How Royal Caribbean Cruises Manages IT on a Floating City
Royal Caribbean Cruises deploys and uses software to manage a fleet of 40 of the largest ships in the world. Every week, data for thousands of guests is offloaded alongside luggage and souvenirs. Find out how Royal Caribbean manages data on land and at sea now--and what its plans to do in the future.
Thu, January 03, 2013
CIO — Imagine a small, bustling city with a population of 6,000. Now imagine that the entire population of the city leaves, a new group of citizens arrives and the city trades all the goods and materials it needs to survive for a week—all in a six-hour span.
That's the kind of logistical problem Royal Caribbean International faces every time one cruise ends and another begins. So when I got the chance to visit the staff at Royal Caribbean Cruises Ltd. (NYSE: RCL), both at the IT office and aboard its largest ship, to see how it addresses logistics with software…well, let's just say it wasn't a tough decision.
All Aboard Allure of the Seas: Timing Matters
My visit starts at guest relations when Allure of the Seas is docked in Fort Lauderdale, Fla. I meet Jose Machado, director of software engineering, and James Defendis, an IT manager within software engineering. After a quick trip through customs, we board the gangplank and set foot on the floating city.
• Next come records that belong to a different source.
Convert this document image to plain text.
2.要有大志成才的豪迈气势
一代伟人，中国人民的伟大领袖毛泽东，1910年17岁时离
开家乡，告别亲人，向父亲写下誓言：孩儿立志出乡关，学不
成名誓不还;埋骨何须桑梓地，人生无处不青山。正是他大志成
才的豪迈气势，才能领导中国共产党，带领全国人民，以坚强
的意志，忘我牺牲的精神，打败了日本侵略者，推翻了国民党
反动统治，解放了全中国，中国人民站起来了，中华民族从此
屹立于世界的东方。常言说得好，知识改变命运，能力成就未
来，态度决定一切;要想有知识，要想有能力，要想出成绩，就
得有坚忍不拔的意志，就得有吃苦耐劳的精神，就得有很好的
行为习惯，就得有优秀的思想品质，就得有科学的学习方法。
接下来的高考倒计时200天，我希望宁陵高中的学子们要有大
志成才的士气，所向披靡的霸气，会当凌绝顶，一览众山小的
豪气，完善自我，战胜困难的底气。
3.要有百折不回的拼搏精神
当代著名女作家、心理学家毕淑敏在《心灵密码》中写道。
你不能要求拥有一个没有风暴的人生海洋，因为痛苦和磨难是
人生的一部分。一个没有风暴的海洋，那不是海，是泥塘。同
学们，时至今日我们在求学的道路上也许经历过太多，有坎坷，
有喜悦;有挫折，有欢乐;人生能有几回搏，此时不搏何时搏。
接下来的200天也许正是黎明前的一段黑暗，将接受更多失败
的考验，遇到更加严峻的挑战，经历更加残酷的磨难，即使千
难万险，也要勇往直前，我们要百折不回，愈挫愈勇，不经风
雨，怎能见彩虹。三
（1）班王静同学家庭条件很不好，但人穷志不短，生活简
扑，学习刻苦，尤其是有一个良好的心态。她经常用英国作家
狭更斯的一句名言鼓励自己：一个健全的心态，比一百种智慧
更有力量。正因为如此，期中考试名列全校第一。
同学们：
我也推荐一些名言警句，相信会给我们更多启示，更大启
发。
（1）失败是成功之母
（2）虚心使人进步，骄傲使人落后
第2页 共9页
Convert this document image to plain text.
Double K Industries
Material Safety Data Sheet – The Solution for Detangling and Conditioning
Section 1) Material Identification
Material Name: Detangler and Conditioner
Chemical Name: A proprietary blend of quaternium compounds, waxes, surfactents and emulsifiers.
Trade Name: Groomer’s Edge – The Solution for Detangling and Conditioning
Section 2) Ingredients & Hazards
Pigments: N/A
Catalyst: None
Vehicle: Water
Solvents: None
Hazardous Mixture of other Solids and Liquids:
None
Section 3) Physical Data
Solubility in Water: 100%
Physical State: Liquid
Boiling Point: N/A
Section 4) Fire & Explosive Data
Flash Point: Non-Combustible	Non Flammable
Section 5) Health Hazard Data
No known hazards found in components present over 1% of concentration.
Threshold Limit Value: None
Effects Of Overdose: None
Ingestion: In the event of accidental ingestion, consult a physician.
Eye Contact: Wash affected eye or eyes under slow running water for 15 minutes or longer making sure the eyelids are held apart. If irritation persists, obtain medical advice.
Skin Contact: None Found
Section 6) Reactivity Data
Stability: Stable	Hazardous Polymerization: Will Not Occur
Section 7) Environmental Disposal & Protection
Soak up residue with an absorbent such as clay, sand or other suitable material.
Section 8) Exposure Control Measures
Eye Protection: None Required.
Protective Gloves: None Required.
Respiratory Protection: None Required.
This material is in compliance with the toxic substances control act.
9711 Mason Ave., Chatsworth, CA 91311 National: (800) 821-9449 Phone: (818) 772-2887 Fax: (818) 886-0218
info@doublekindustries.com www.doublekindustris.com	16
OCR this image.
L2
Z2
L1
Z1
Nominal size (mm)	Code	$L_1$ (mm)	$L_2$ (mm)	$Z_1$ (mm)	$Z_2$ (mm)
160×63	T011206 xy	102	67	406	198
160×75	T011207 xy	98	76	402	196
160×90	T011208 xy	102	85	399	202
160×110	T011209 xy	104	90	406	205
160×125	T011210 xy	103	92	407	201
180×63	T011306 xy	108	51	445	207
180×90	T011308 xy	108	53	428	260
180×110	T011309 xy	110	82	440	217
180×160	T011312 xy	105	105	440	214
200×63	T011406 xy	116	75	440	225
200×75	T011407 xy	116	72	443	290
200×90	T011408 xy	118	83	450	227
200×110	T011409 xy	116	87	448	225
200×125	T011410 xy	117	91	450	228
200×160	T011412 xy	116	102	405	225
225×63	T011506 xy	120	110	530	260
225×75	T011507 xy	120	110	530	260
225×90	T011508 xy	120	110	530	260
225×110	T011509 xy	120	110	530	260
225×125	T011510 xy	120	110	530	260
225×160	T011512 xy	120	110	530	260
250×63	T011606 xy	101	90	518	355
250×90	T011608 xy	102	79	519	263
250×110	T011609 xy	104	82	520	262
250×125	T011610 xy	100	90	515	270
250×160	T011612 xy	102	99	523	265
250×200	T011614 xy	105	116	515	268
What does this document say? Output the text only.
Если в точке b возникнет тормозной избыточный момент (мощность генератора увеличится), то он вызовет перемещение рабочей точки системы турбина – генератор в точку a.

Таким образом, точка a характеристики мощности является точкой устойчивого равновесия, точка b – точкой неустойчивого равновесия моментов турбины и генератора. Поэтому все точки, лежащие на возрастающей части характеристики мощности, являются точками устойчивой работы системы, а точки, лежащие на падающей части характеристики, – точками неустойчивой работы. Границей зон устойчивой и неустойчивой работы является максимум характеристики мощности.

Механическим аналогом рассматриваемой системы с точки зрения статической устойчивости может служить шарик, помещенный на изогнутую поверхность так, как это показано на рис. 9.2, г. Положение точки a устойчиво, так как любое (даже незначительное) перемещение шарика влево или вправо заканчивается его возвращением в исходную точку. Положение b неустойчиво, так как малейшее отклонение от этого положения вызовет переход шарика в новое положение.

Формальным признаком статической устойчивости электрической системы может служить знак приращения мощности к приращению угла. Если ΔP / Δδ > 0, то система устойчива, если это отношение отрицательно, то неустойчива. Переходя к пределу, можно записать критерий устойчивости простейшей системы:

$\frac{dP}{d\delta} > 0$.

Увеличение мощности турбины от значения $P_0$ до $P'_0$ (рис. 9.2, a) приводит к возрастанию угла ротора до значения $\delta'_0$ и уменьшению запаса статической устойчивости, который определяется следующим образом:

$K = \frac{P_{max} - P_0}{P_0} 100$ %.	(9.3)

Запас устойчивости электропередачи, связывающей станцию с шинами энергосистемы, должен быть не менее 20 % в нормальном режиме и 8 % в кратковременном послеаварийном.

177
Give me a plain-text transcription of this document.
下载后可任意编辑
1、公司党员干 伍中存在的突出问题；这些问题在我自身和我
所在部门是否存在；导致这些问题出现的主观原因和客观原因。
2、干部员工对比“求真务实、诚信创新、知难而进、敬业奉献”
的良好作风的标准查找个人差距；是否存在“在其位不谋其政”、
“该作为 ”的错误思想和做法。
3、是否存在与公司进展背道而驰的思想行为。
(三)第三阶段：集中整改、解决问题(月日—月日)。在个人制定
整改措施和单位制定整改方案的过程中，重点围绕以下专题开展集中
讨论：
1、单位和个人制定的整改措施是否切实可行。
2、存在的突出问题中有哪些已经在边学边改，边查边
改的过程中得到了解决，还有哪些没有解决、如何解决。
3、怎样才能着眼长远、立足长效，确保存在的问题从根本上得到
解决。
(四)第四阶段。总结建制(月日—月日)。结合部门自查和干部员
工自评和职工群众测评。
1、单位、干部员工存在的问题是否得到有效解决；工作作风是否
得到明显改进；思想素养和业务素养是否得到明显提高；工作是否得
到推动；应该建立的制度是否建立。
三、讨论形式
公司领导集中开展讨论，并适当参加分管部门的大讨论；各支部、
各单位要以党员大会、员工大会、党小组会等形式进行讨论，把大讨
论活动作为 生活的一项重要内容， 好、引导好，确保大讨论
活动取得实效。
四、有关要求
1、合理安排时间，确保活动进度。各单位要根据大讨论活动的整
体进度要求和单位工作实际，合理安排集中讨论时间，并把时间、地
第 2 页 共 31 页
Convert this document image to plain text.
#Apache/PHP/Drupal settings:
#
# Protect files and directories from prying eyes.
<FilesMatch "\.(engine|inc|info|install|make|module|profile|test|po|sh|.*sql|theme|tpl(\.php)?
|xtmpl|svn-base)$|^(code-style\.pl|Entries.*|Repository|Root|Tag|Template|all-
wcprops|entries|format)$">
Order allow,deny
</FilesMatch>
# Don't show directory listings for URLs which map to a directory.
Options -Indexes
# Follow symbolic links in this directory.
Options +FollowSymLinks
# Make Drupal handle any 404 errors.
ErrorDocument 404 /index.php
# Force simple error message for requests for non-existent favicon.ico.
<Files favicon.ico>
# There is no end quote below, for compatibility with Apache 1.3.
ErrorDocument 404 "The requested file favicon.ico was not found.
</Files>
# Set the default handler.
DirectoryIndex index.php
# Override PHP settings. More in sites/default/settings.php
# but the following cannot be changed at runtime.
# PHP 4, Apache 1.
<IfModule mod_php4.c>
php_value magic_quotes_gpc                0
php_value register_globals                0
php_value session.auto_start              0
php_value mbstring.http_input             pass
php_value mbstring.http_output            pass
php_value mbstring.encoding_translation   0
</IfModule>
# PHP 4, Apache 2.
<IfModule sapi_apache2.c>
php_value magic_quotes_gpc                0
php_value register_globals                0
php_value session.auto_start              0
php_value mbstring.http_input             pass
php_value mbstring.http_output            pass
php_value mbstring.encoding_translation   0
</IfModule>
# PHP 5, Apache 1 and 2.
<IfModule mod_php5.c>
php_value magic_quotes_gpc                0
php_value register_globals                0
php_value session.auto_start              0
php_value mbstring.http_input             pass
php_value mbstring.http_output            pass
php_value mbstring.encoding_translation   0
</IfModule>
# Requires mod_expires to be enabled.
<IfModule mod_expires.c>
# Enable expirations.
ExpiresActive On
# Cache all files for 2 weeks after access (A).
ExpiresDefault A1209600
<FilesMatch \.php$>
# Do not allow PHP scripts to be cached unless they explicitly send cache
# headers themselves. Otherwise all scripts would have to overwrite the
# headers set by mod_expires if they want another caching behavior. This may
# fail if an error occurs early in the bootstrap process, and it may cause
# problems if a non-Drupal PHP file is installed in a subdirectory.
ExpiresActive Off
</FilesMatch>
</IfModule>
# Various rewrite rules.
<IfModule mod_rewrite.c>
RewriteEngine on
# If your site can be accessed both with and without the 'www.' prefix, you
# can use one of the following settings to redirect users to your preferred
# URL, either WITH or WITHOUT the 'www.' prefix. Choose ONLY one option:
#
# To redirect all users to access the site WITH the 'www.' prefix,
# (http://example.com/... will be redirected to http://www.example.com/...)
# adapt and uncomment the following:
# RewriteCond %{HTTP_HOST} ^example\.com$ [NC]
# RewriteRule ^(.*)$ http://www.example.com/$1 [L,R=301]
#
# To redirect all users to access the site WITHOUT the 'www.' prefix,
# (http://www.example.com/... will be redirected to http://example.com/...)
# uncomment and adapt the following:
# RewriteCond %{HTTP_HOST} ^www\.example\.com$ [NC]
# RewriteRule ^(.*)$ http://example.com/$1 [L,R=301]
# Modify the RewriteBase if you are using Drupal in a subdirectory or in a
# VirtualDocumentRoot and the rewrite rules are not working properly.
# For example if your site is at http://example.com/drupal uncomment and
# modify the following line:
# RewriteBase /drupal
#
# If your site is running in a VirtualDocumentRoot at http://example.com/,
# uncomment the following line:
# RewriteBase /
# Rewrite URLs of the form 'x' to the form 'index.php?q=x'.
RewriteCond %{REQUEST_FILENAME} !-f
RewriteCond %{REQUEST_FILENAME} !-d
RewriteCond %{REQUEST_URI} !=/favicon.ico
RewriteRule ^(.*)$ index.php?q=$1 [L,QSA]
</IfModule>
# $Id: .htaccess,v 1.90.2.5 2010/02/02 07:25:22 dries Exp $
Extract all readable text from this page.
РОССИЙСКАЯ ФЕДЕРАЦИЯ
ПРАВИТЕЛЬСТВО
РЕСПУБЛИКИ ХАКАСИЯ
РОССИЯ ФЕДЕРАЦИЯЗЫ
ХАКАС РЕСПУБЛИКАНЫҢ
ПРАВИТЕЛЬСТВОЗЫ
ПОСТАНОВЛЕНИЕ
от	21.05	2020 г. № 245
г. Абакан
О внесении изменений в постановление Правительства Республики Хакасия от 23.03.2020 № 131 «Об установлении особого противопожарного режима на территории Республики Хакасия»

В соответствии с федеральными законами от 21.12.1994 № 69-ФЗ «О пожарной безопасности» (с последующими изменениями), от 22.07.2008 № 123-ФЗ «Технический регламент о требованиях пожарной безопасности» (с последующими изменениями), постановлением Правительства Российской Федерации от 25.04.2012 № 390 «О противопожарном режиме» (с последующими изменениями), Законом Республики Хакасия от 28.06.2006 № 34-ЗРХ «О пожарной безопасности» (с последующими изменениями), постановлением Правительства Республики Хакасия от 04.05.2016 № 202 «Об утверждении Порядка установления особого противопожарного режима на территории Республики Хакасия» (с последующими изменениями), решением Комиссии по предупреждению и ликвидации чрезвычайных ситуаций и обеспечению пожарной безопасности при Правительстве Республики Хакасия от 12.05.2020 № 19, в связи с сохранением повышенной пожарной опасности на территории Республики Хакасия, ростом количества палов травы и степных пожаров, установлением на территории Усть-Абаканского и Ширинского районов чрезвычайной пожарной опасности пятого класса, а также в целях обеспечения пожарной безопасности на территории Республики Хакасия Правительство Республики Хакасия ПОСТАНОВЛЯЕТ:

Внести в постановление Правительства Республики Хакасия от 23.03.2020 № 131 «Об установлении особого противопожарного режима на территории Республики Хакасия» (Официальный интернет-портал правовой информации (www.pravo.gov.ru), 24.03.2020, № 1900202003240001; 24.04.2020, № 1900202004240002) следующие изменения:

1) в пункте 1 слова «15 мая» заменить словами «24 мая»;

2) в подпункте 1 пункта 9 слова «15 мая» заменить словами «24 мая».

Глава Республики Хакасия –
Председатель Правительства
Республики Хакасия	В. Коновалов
The first thing I learn about the ship's software is the split in ownership of product. STX Europe, the ship's manufacturer, provides all the navigation software; this includes everything in the bridge that covers propulsion, fuel, weather, navigation and so on. Royal Caribbean provides the software to run the hotel, from reservations to guest relations to point-of-sale software at the shops. RCL also needs to provide Internet for guests, email for employees and, among other things, software to count the number of checked-out towels at the pool.
My second observation is just how much technology is integrated into the customer experience. The company is the first I've seen to adapt touchscreen technology for this purpose and not just to create efficiencies at the point of sale. Every floor of the ship has a 32-inch touchscreen that can give interactive directions to guests' staterooms (they just enter a room number), help them find events sorted by time or type or locate the nearest restroom.
Defendis shows me the technology, then explains how RCL built it:
I note how quickly Royal brought the product to market, as I know of few companies that could develop the expertise on emerging Linux touchscreen technologies, integrate them with a database and have them in production right now. Defendis explains that the company outsources development of new and emerging technologies, then takes over maintenance.
Anything a guest can see or touch needs to be new; the company essentially "rents" expertise to accelerate the development process. The applications that will never be seen by guests, on the other hand, including staff email, the reservation system or the towel check-out, have a lower priority, he says. They need to function, and the cost of maintaining them needs to be stay lower than the cost of a rewrite.